Representative Ted Poe, a Republican from Texas, made a good point when he told Fox News that “maybe they should focus their attention on protecting American jobs and enforcing our labor laws. After all, it is illegal to hire workers that are in our country illegally.” This raises the point that this type of endorsement de-legitimizes the authority of the Labor Department to an extent, insofar as it is violating its own rules.

This is an especially sore subject for American citizens at this time, with federal unemployment rates lingering around 10 percent, and the real rate including underemployed workers and those who have stopped looking for work at over 17 percent. Americans are frustrated that they are out of work and are struggling, yet the Department of Labor is less concerned about those hardships and is focusing on paying illegals fairly.

Representative Steve King, a Republican from Iowa said in a statement, “It is shameful that Secretary Solis has to be reminded that her primary duty is owed to the American people, and not to those who have illegally entered our country.” It is time for Solis and those who support this campaign to recognize just that – American workers should be the main priority at this time, especially the millions that are currently out of work.
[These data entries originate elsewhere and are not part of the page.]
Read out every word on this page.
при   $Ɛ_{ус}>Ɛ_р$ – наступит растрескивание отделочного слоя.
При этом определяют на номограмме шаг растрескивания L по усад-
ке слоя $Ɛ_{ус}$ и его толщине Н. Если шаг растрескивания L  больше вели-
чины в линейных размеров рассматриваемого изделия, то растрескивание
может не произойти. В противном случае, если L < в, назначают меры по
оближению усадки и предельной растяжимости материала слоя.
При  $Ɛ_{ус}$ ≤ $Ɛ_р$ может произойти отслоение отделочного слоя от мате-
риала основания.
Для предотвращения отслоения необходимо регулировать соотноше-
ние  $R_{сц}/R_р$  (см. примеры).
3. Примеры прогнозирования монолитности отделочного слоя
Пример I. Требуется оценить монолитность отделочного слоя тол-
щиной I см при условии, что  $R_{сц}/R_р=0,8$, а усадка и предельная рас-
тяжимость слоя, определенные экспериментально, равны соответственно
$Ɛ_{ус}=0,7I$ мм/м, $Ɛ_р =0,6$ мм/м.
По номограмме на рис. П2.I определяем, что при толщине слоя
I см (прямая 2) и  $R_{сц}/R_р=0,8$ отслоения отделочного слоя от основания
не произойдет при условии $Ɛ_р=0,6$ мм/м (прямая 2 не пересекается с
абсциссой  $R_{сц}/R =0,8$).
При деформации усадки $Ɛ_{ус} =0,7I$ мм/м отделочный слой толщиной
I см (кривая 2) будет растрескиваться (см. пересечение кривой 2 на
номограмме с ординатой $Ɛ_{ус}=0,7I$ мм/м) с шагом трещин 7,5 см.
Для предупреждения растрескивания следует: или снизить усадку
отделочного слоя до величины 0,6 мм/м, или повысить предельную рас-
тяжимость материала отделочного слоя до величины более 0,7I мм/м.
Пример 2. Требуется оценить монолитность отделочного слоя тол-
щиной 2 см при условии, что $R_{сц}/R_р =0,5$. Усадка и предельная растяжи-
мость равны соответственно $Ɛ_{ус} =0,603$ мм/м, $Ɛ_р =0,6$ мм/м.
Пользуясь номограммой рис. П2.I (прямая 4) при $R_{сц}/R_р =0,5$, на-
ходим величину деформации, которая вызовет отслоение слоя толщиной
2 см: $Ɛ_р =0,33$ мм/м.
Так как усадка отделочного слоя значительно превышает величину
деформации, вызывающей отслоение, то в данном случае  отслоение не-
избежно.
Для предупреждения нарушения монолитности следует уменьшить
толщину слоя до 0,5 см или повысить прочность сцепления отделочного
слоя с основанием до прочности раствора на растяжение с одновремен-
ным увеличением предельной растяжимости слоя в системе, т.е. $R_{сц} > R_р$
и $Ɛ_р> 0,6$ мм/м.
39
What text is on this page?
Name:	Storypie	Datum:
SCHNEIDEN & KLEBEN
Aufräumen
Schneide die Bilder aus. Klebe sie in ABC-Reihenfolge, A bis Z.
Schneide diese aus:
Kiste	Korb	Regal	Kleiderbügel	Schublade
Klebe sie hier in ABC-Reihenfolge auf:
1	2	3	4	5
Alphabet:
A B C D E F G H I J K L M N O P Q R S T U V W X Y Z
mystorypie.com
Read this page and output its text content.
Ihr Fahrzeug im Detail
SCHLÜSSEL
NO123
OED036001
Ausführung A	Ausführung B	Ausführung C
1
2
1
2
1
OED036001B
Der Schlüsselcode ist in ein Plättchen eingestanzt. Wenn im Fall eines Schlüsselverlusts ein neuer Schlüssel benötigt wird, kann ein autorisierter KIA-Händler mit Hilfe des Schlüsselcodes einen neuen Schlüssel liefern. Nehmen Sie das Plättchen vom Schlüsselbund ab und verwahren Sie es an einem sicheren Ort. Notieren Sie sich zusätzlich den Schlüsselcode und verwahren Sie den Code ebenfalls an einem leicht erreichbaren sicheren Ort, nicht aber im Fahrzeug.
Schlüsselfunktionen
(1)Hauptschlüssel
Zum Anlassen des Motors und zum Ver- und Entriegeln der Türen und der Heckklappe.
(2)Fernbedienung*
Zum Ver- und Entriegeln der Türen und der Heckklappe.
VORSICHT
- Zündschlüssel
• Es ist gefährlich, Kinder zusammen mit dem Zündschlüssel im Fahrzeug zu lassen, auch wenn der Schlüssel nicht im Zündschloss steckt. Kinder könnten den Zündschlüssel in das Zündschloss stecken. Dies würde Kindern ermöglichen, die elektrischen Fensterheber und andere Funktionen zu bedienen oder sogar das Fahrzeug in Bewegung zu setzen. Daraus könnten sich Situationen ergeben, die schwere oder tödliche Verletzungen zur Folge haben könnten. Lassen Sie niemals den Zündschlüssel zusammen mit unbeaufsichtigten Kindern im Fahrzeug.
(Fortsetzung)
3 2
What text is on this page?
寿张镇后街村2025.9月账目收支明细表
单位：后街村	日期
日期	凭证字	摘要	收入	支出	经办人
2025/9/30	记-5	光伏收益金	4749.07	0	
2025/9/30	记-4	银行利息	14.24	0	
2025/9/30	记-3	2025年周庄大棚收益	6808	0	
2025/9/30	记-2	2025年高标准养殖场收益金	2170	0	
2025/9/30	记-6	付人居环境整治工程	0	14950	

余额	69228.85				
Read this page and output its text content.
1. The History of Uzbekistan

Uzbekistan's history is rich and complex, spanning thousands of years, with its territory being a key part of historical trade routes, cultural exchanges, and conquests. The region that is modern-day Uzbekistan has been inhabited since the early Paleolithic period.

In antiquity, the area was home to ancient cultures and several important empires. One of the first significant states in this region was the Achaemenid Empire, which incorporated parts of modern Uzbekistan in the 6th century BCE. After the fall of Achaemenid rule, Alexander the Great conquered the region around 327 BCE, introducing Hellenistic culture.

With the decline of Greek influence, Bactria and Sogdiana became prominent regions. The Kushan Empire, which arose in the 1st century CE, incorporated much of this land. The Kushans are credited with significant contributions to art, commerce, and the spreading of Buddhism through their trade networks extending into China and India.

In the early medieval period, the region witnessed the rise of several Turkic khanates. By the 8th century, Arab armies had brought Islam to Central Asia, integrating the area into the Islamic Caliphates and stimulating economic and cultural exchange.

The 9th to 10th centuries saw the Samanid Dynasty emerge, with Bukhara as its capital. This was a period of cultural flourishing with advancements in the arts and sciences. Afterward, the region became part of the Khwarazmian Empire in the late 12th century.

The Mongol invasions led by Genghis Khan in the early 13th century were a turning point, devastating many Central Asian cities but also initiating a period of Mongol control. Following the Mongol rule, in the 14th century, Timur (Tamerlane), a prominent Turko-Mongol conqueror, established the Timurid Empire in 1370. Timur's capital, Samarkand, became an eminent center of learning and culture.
Also, the Department of Labor needs to reevaluate its claims on fair pay for undocumented workers given the rules it supposedly works to enforce.

Aside from these advertisements’ blatant disregard for the legitimacy of the U.S. legal system, the message being sent perpetuates a relentless propaganda machine that is driven by the current administration. Throughout Obama’s presidency, Americans have been subjected to relentless propaganda, whether it be in the form of emails sent out by the White House website prompting citizens to adopt the president’s health care overhaul, or a street sign placed at Roadwork projects throughout the country endorsing Obama’s Reinvestment and Recovery Act. It seems like whenever the administration is unable to get the support of the American people, it resorts to producing taxpayer-funded advertisement campaigns, which only increase the hostility and distance between the wants and needs of citizens and the ultimate agenda of the federal government.